Researchers at the Deakin University in Australia found spyware marketing is encouraging coercive control - defined by the charity Women's Aid as an act or a pattern of acts of assault, threats, humiliation and intimidation or other abuse that is used to harm, punish, or frighten their victim.
The widespread availability of spyware generates clear risks this software can be used abusively and it is being frequently employed in the context of domestic and family violence, Dr Adam Molnar and Dr Diarmaid Harkin concluded in their study, published in Crime, Media, Culture: An International Journal.
The marketing of spyware is helping promote the illegal stalking of women, they added.
The criminologists analysed nine popular spyware products and their marketing, privacy policies and data security over the duration of two years.
They said some of the advertisements promoted using the spyware to catch spouses who were having affairs.
They added that some of the technology for sale was found to be able to facilitate “spoof” calls which made phone calls appear like they were coming from a friendly caller.

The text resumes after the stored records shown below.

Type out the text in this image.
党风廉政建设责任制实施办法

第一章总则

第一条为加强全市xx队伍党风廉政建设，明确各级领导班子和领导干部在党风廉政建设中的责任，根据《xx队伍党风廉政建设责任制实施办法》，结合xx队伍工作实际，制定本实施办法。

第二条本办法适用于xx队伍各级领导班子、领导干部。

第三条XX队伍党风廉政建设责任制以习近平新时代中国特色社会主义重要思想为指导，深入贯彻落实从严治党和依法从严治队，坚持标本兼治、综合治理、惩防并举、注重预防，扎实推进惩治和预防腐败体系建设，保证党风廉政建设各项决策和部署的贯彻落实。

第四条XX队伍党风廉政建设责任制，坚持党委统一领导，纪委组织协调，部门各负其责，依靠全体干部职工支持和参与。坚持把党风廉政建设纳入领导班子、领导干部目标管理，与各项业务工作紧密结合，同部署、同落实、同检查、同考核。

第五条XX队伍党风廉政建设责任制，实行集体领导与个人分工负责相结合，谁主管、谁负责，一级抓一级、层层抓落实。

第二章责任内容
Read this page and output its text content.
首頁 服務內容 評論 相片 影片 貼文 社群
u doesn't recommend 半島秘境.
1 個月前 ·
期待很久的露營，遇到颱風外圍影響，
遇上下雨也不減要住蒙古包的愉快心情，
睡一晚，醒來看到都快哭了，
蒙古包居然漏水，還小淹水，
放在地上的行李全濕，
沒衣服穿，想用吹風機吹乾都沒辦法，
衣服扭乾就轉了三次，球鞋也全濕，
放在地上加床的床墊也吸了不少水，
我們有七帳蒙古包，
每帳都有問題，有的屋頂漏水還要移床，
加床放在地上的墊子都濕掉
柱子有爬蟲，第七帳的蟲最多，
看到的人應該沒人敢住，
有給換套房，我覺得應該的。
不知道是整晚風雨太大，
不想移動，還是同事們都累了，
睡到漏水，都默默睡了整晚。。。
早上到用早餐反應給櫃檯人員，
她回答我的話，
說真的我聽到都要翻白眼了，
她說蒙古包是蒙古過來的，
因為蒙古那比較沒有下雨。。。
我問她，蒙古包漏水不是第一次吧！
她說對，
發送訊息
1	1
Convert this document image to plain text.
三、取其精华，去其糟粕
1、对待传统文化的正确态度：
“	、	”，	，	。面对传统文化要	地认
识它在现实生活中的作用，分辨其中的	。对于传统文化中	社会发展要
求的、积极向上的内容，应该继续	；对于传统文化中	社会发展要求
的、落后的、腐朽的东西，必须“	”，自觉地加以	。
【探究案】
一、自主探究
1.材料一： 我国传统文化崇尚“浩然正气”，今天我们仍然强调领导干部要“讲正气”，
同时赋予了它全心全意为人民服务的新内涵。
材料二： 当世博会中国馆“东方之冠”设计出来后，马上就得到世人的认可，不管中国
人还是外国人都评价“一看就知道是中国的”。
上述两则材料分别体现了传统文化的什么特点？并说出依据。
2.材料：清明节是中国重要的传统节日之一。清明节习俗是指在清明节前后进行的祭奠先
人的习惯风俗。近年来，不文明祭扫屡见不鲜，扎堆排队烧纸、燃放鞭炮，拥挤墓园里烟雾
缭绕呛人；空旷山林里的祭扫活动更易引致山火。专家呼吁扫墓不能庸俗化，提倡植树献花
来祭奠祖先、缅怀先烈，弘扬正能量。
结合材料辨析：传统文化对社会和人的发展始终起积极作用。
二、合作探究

Numerous spyware companies encourage and promote the use of spyware against children, the report stated, warning that this could bring about accidental privacy breaches of both children and children's friends.
In the starkest cases, parents could even face prosecution for inadvertently producing child pornography due to gaining access to sensitive phone images or videos, they wrote.
Alarm bells about partners and parents potentially be breaking the law without being aware were also raised.
"Spyware that is used by parents to monitor their children can be repurposed by the parent to track their intimate partner," associate professor Dr Molnar told The Independent. "Someone can also purposefully acquire spyware and surreptitiously install it on their intimate partner’s device."
He added: "This can include capturing SMS message data from the phone, voice-recordings of phone conversations, internet browsing data, private videos or photos, in addition to some spyware allowing ‘live’ access to the phone’s camera and/or microphone.
"Certain spyware products also contain other features such as the ability to send ‘spoofed’ SMS messages that assume the identity of a captured device. All of the above can be performed in ‘stealth’ without the knowledge of the targeted device’s owner.
"The ads mainly addressed the ‘operators’ or purchasers of the spyware, including information that would routinely play on the insecurities of individuals, whether to parents that are coerced into believing it is their responsibility to monitor their children for safety purposes, or whether it is for individuals who may want to 'catch a cheating spouse’".
Researchers, who warned spyware can be used for “many abusive and malicious purposes”, found android users carry a higher risk of being subject to spyware than iPhone users.
Technical analysis of spyware revealed software developed within the consumer spyware industry often exhibits enormously poor data security practices – generating additional risks for highly sensitive personal information and data to be exposed.
“While consumers of spyware have often been government and law enforcement, there is an increasing attempt to market, sell, and commodify spyware for use by wider audiences,” says the report. “Spyware is sold as a security product commonly aimed at businesses, parents, and intimate partners. Spyware vendors face particularly fraught marketing challenges as the general deployment of spyware: a) is often utilised in forms of intimate partner abuse; b) is morally troubling' from the perspective of being corrosive to many forms of social relations and c) has limited contexts where it could be deployed without violating surveillance laws.”
The report looks closely at the marketing messages that appear to support non-consensual use – as well as the dearth of guidance for non-consenting spyware victims to have recourse with the retailers.